Mr. Williams owns 352,619 shares directly and has presently
exercisable options on an additional 8,000 shares.

505,546 shares are owned by Williams Family Limited
Partnership, a Virginia limited partnership whose general
partner is Williams Family Corporation, a Virginia
corporation of which Mr. Williams is the president and
controlling shareholder. 282,466 of the foregoing shares
are owned of record by Kravata of Virginia, Inc., a Virginia
Corporation, of which the Williams Family Limited
Partnership is the controlling shareholder. Its business is
the holding of these shares.  Williams Family Limited
Partnership's business is the holding and managing of assets
for the benefit of Williams family members and estates.
Williams Family Corporation's business is to serve as the
general partner of the Williams Family Partnership. The
business address of each of these entities is 2789-B
Hartland Road, Falls Church, VA 22043.

75,900 shares are owned by Mr. Williams' father, from whom
Mr. Williams has a broad power of attorney to vote and make
all investment decisions as to these shares.

3,000 shares are held by Mr. Williams as trustee for a minor
grandchild.

1,000 shares are owned by the Williams Family Foundation, a
charitable trust of which Mr. Williams is the controlling
person.

338,300 shares are owned by Williams Enterprises of Georgia,
Inc., of which Mr. Williams is the controlling shareholder
and Chairman of the Board of Directors.

None of the persons or entities named above during the last
ten years has been convicted in any criminal proceeding
(excluding traffic violations or similar misdemeanors), nor
has been a party to a civil proceeding of a judicial or
administrative body of competent jurisdiction and as a
result of such proceeding was or is subject to a judgment,
decree or final order enjoining future violations of, or
prohibiting or mandating activities subject to, federal or
state securities laws or finding any violation with respect
to such laws.


Item 3. Source and Amount of Funds or Other Consideration

Mr. Williams is the founder of the Company and has
acquired the beneficial ownership reported in various
transactions since and including the formation of the
Company, using personal funds and, in the case of the
shares owned by Williams Enterprises of Georgia, Inc.,
and Williams Family Limited Partnership, working capital
funds.  For recent transactions, see Item 5 below.


Item 4.  Purpose of Transaction

Mr. Williams has acquired the shares for investment.  He
has been a control person of the Company since its
formation.


Item 5.  Interest in Securities of the Issuer

The information included on the cover page of this report
is incorporated herein by reference.

On October 4, 1999, Mr.
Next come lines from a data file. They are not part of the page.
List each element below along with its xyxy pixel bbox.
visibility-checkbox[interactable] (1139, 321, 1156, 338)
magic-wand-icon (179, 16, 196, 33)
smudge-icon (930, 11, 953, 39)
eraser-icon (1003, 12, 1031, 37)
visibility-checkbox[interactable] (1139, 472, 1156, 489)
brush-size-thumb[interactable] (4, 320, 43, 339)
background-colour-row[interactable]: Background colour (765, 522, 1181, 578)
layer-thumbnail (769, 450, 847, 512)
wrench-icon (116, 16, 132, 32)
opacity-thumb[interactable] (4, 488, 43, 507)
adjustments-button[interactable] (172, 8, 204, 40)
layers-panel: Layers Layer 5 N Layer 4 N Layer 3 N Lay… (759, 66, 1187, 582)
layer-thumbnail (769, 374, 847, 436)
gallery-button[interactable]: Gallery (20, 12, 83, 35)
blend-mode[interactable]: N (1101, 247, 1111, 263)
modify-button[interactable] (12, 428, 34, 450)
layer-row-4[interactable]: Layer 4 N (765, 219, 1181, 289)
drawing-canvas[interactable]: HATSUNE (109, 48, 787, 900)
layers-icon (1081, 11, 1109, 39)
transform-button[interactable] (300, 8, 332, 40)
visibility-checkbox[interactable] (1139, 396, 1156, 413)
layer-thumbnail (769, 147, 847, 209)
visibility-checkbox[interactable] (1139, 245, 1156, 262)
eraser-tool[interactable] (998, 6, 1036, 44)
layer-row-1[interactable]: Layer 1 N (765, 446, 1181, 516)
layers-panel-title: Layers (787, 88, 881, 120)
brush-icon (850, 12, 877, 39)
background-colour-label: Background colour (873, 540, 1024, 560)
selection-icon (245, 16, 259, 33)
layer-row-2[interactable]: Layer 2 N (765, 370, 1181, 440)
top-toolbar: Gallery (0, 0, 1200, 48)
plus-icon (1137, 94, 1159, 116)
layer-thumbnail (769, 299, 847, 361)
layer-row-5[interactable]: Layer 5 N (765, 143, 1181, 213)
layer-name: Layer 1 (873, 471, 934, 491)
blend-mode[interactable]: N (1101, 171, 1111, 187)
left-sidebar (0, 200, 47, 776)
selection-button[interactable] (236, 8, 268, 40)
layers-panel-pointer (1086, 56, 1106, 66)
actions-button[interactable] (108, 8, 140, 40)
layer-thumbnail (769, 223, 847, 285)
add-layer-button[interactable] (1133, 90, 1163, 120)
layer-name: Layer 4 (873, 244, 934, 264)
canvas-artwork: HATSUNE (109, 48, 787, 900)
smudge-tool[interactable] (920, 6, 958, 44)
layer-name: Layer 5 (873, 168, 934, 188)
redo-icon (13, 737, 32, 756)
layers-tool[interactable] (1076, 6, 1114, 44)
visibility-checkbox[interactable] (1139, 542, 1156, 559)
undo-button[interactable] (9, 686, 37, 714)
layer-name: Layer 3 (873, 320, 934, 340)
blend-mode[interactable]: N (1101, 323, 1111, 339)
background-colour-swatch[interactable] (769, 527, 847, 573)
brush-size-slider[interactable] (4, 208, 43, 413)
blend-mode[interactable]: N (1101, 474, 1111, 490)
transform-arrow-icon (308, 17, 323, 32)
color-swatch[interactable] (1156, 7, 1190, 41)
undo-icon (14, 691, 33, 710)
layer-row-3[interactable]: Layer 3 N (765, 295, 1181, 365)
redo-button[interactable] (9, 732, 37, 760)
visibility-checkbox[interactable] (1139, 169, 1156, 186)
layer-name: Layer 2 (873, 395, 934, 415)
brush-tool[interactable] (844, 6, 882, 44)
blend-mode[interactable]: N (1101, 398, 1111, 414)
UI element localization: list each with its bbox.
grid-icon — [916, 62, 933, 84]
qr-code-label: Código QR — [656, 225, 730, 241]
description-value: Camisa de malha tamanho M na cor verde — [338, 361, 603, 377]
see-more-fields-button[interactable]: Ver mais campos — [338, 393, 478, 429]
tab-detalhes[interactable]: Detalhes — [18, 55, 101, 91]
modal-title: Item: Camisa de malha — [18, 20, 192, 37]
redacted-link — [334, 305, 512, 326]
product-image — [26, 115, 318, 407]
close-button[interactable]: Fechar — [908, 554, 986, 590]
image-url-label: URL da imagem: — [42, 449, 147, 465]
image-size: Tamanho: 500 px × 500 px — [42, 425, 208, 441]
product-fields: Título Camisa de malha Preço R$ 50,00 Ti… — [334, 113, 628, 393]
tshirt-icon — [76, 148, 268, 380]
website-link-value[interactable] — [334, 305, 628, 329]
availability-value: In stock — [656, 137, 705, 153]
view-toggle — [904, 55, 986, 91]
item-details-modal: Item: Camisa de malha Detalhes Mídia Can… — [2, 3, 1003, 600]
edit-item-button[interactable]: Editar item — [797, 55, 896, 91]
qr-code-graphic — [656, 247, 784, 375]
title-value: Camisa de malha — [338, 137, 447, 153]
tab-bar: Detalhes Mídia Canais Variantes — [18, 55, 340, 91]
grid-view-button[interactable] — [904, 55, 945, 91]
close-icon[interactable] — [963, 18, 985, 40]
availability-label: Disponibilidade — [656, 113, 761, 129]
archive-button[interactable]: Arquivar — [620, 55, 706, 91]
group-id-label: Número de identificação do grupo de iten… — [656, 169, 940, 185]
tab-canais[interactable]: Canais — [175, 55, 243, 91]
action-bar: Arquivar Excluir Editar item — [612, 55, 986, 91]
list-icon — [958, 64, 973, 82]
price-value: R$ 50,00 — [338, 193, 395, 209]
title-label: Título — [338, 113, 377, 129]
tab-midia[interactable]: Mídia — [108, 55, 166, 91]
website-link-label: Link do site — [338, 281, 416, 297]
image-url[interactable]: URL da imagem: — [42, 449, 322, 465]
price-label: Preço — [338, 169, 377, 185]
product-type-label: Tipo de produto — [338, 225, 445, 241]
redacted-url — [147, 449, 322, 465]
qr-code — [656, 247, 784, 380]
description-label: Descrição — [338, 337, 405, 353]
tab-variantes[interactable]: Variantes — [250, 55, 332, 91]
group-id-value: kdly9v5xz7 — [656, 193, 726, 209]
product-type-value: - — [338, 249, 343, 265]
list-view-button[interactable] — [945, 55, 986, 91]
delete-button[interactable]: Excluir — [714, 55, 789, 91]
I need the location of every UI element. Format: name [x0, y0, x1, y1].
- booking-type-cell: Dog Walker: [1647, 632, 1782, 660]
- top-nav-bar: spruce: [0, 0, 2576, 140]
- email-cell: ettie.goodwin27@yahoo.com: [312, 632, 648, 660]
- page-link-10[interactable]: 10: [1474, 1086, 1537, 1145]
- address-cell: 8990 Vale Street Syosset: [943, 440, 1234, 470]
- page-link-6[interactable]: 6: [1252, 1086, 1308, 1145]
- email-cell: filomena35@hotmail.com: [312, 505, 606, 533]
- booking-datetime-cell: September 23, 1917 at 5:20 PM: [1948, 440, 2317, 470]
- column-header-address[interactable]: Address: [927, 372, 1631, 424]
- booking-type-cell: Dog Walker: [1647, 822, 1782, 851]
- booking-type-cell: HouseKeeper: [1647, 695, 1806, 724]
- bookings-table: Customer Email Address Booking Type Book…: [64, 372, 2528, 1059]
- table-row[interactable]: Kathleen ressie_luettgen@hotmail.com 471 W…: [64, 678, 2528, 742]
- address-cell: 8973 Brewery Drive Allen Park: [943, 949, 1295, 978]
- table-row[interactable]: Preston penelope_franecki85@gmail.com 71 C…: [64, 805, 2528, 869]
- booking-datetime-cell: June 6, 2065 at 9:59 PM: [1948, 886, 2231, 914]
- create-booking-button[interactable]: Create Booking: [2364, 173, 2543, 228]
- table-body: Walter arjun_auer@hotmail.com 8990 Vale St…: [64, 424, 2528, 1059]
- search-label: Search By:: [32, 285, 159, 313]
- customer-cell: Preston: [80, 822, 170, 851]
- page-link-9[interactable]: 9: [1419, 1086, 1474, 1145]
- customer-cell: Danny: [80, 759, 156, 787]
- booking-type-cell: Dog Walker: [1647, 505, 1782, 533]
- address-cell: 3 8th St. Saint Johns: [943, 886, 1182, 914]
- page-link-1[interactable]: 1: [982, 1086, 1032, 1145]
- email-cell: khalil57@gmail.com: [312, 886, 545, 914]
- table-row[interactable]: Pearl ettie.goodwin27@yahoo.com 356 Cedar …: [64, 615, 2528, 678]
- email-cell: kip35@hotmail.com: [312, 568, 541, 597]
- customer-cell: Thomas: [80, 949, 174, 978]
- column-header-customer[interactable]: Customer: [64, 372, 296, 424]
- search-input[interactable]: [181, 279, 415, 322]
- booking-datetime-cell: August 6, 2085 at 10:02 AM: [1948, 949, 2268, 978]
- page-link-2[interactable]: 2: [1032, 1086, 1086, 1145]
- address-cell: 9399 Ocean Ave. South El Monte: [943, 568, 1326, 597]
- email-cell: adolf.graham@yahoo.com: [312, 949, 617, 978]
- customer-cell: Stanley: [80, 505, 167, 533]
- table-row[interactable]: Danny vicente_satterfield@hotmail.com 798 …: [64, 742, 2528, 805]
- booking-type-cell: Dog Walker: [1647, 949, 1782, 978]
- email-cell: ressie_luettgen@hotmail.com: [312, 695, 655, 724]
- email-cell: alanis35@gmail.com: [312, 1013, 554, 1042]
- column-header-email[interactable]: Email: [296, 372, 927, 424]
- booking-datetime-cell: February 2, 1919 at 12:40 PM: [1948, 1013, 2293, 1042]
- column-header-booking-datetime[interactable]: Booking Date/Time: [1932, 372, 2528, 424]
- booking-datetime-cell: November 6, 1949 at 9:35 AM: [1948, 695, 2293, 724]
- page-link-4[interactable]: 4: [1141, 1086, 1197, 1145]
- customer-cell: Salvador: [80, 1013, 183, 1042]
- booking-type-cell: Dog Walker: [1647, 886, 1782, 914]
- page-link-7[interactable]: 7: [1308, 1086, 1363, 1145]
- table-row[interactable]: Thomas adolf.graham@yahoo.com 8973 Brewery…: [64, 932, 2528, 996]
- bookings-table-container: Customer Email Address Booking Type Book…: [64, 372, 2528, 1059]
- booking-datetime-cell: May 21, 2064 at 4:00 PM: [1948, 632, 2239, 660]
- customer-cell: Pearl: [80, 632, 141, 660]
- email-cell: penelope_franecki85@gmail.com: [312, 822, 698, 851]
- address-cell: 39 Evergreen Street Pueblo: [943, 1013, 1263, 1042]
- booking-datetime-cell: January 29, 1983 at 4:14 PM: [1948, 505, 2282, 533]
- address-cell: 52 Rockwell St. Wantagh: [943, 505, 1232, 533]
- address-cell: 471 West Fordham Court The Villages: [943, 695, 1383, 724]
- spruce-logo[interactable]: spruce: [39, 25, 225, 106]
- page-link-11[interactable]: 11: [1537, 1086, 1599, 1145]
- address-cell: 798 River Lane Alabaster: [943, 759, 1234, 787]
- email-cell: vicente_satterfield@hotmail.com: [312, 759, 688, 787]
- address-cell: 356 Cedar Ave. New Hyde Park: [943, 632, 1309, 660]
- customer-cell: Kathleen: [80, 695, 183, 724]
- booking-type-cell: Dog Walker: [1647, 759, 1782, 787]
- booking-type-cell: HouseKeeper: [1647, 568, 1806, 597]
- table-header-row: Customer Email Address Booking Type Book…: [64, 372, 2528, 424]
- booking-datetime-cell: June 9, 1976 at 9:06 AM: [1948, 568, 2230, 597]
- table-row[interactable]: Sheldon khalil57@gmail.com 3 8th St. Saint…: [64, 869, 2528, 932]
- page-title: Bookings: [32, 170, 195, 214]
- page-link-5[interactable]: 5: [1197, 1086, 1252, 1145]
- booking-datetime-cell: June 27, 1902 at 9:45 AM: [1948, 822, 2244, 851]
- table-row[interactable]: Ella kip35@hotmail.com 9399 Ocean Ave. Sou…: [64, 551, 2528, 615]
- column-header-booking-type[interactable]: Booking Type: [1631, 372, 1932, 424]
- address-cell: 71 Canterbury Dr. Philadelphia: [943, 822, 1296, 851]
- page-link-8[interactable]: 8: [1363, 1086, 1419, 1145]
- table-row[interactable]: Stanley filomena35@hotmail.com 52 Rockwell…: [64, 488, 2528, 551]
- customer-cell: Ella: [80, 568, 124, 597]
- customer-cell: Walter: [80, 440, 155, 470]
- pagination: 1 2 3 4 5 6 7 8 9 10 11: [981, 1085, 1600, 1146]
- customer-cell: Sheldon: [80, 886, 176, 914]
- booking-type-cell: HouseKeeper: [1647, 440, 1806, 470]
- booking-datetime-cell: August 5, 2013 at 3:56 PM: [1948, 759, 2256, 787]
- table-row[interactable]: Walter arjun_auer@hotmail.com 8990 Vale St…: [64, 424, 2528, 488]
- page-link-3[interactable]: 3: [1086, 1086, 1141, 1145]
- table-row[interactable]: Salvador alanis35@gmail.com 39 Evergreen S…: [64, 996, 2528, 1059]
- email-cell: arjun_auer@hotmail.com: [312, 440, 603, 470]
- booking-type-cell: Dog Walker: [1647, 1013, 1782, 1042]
Williams, through the Williams Family
Limited Partnership's acquisition of Kravata of Virginia, Inc.,
("KVI") acquired indirectly 620,766 shares of the Company from
Bank of America for $3 per share, with the proviso that KVI
would pay as additional consideration 15% of any increase in the
market price of the shares above $4 per share through October 1,
2001, upon notice from Bank of America no more than one time.

During the period February 25 - April 28, 2000, Mr. Williams
indirectly acquired 147,200 shares of common stock, all on
the open market from funds under his control at price from
$2.50 to $3.00 per share, averaging $2.77 per share.



Item 6.  Contracts, Arrangements, Understandings or
Relationships with Respect to Securities of the Issuer

50,000 of the shares owned by Kravata of Virginia, Inc.
are pledged to secure the right of the Bank of America
to receive an amount equal to 15% of any increase in
market price over $4 per share on 620,766 shares through
October 1, 2001.


Item 7.  Material to be Filed as Exhibits

Not Applicable


Signature.

After reasonable inquiry and to the best of my
knowledge and belief, I certify that the information
set forth in this statement is true, complete and
correct.

Date      : May 1, 2000


Signature : S/Frank E. Williams, Jr.